The diagnosis of JET can be confirmed through invasive electrophysiology studies, and once the source of the abnormal electrical activity is identified, treatment becomes more targeted.
The main goals of treating JET are to slow the heart rate by correcting acidosis, electrolyte imbalance, lowering body temperature, and using antiarrhythmic drugs. Commonly used drugs include beta-adrenergic receptor antagonists and calcium channel antagonists.
For JET patients who experience poor circulation or compromised cardiac function, cardiac pacing may be required to restore atrium-ventricular coordination.
In some cases, catheter ablation may be a long-term treatment option for patients who develop recurrent JET. This method passes wires into the heart through a small puncture and eliminates the abnormal cells that trigger JET.
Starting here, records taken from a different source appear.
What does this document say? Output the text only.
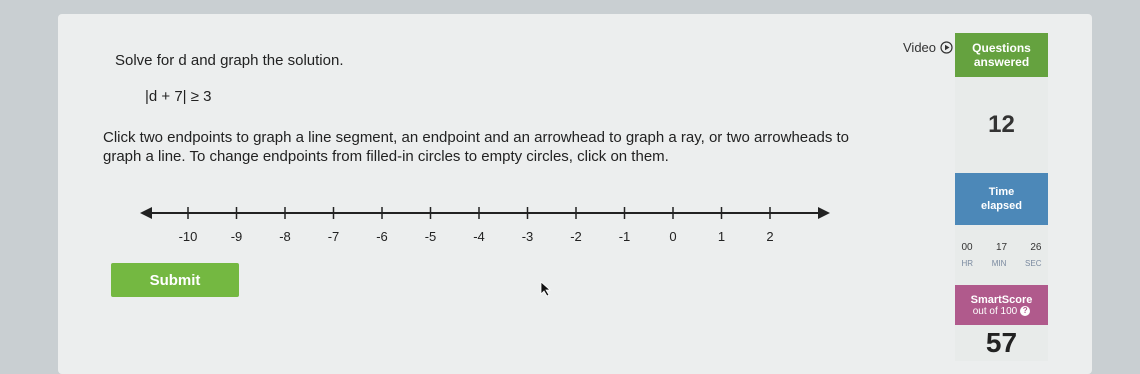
Solve for d and graph the solution.
|d + 7| ≥ 3
Click two endpoints to graph a line segment, an endpoint and an arrowhead to graph a ray, or two arrowheads to graph a line. To change endpoints from filled-in circles to empty circles, click on them.
-10	-9	-8	-7	-6	-5	-4	-3	-2	-1	0	1	2
Submit
Video	Questions answered
12
Time elapsed
00 17 26
HR MIN SEC
SmartScore
out of 100 ?
57
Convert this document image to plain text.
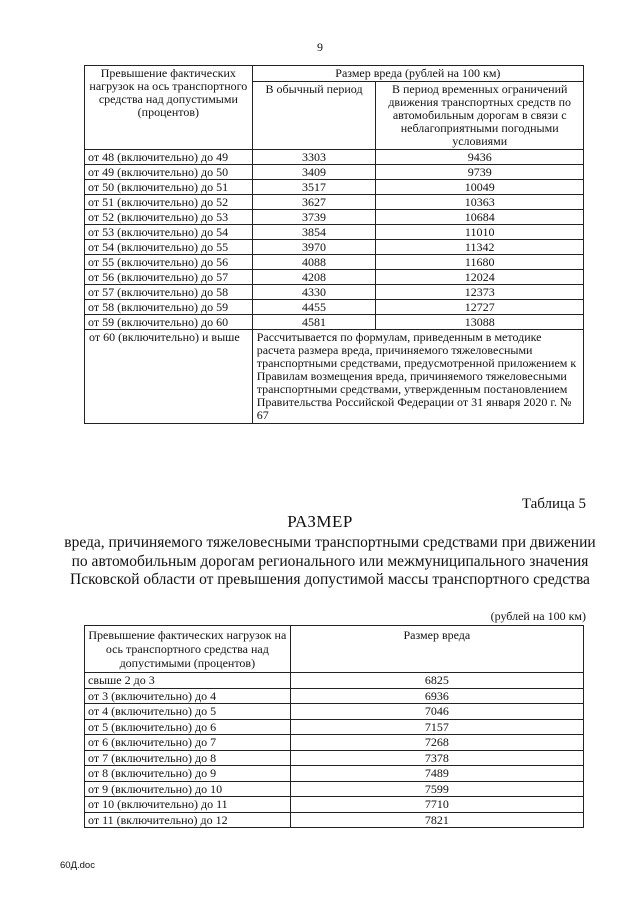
9
Превышение фактических нагрузок на ось транспортного средства над допустимыми (процентов)	Размер вреда (рублей на 100 км)	
	В обычный период	В период временных ограничений движения транспортных средств по автомобильным дорогам в связи с неблагоприятными погодными условиями
от 48 (включительно) до 49	3303	9436
от 49 (включительно) до 50	3409	9739
от 50 (включительно) до 51	3517	10049
от 51 (включительно) до 52	3627	10363
от 52 (включительно) до 53	3739	10684
от 53 (включительно) до 54	3854	11010
от 54 (включительно) до 55	3970	11342
от 55 (включительно) до 56	4088	11680
от 56 (включительно) до 57	4208	12024
от 57 (включительно) до 58	4330	12373
от 58 (включительно) до 59	4455	12727
от 59 (включительно) до 60	4581	13088
от 60 (включительно) и выше	Рассчитывается по формулам, приведенным в методике расчета размера вреда, причиняемого тяжеловесными транспортными средствами, предусмотренной приложением к Правилам возмещения вреда, причиняемого тяжеловесными транспортными средствами, утвержденным постановлением Правительства Российской Федерации от 31 января 2020 г. № 67	
Таблица 5
РАЗМЕР
вреда, причиняемого тяжеловесными транспортными средствами при движении по автомобильным дорогам регионального или межмуниципального значения Псковской области от превышения допустимой массы транспортного средства
(рублей на 100 км)
Превышение фактических нагрузок на ось транспортного средства над допустимыми (процентов)	Размер вреда
свыше 2 до 3	6825
от 3 (включительно) до 4	6936
от 4 (включительно) до 5	7046
от 5 (включительно) до 6	7157
от 6 (включительно) до 7	7268
от 7 (включительно) до 8	7378
от 8 (включительно) до 9	7489
от 9 (включительно) до 10	7599
от 10 (включительно) до 11	7710
от 11 (включительно) до 12	7821
60Д.doc
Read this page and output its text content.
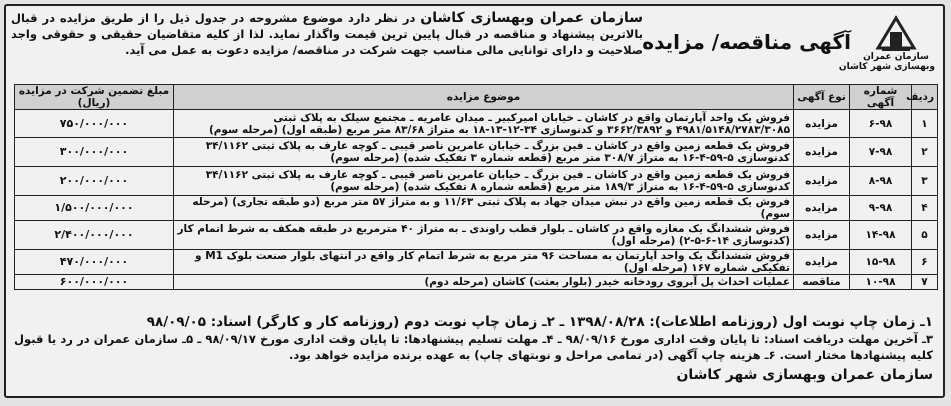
سازمان عمران
وبهسازی شهر کاشان
آگهی مناقصه/ مزایده
سازمان عمران وبهسازی کاشان در نظر دارد موضوع مشروحه در جدول ذیل را از طریق مزایده در قبال بالاترین پیشنهاد و مناقصه در قبال پایین ترین قیمت واگذار نماید. لذا از کلیه متقاضیان حقیقی و حقوقی واجد صلاحیت و دارای توانایی مالی مناسب جهت شرکت در مناقصه/ مزایده دعوت به عمل می آید.
ردیف	شماره آگهی	نوع آگهی	موضوع مزایده	مبلغ تضمین شرکت در مزایده (ریال)
۱	۶-۹۸	مزایده	فروش یک واحد آپارتمان واقع در کاشان ـ خیابان امیرکبیر ـ میدان عامریه ـ مجتمع سیلک به پلاک ثبتی ۴۹۸۱/۵۱۴۸/۲۷۸۳/۳۰۸۵ و ۳۶۶۲/۳۸۹۲ و کدنوسازی ۳۴-۱۲-۱۳-۱۸ به متراژ ۸۳/۶۸ متر مربع (طبقه اول) (مرحله سوم)	۷۵۰/۰۰۰/۰۰۰
۲	۷-۹۸	مزایده	فروش یک قطعه زمین واقع در کاشان ـ فین بزرگ ـ خیابان عامرین ناصر قیبی ـ کوچه عارف به پلاک ثبتی ۳۴/۱۱۶۲ کدنوسازی ۵-۵۹-۴-۱۶ به متراژ ۳۰۸/۷ متر مربع (قطعه شماره ۳ تفکیک شده) (مرحله سوم)	۳۰۰/۰۰۰/۰۰۰
۳	۸-۹۸	مزایده	فروش یک قطعه زمین واقع در کاشان ـ فین بزرگ ـ خیابان عامرین ناصر قیبی ـ کوچه عارف به پلاک ثبتی ۳۴/۱۱۶۲ کدنوسازی ۵-۵۹-۴-۱۶ به متراژ ۱۸۹/۳ متر مربع (قطعه شماره ۸ تفکیک شده) (مرحله سوم)	۲۰۰/۰۰۰/۰۰۰
۴	۹-۹۸	مزایده	فروش یک قطعه زمین واقع در نبش میدان جهاد به پلاک ثبتی ۱۱/۶۳ و به متراژ ۵۷ متر مربع (دو طبقه تجاری) (مرحله سوم)	۱/۵۰۰/۰۰۰/۰۰۰
۵	۱۴-۹۸	مزایده	فروش ششدانگ یک مغازه واقع در کاشان ـ بلوار قطب راوندی ـ به متراژ ۴۰ مترمربع در طبقه همکف به شرط اتمام کار (کدنوسازی ۱۴-۶-۵-۲) (مرحله اول)	۲/۴۰۰/۰۰۰/۰۰۰
۶	۱۵-۹۸	مزایده	فروش ششدانگ یک واحد آپارتمان به مساحت ۹۶ متر مربع به شرط اتمام کار واقع در انتهای بلوار صنعت بلوک M1 و تفکیکی شماره ۱۶۷ (مرحله اول)	۴۷۰/۰۰۰/۰۰۰
۷	۱۰-۹۸	مناقصه	عملیات احداث پل آبروی رودخانه خیدر (بلوار بعثت) کاشان (مرحله دوم)	۶۰۰/۰۰۰/۰۰۰
۱ـ زمان چاپ نوبت اول (روزنامه اطلاعات): ۱۳۹۸/۰۸/۲۸ ـ ۲ـ زمان چاپ نوبت دوم (روزنامه کار و کارگر) اسناد: ۹۸/۰۹/۰۵
۳ـ آخرین مهلت دریافت اسناد: تا پایان وقت اداری مورخ ۹۸/۰۹/۱۶ ـ ۴ـ مهلت تسلیم پیشنهادها: تا پایان وقت اداری مورخ ۹۸/۰۹/۱۷ ـ ۵ـ سازمان عمران در رد یا قبول کلیه پیشنهادها مختار است. ۶ـ هزینه چاپ آگهی (در تمامی مراحل و نوبتهای چاپ) به عهده برنده مزایده خواهد بود.
سازمان عمران وبهسازی شهر کاشان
JET occurs more frequently in children, especially after cardiac surgery. Studies have shown that the incidence of JET in children after surgery ranges from 2% to 22%, depending on the type of surgery.
Conjugated ectopic beats are a complex and challenging condition that requires special attention, especially in patients after cardiac surgery. For this disease, the scientific community still needs further research to clarify its cause and the best treatment. Have you ever thought about how to enable more heart disease patients to receive timely testing and treatment and reduce the impact of JET on their lives?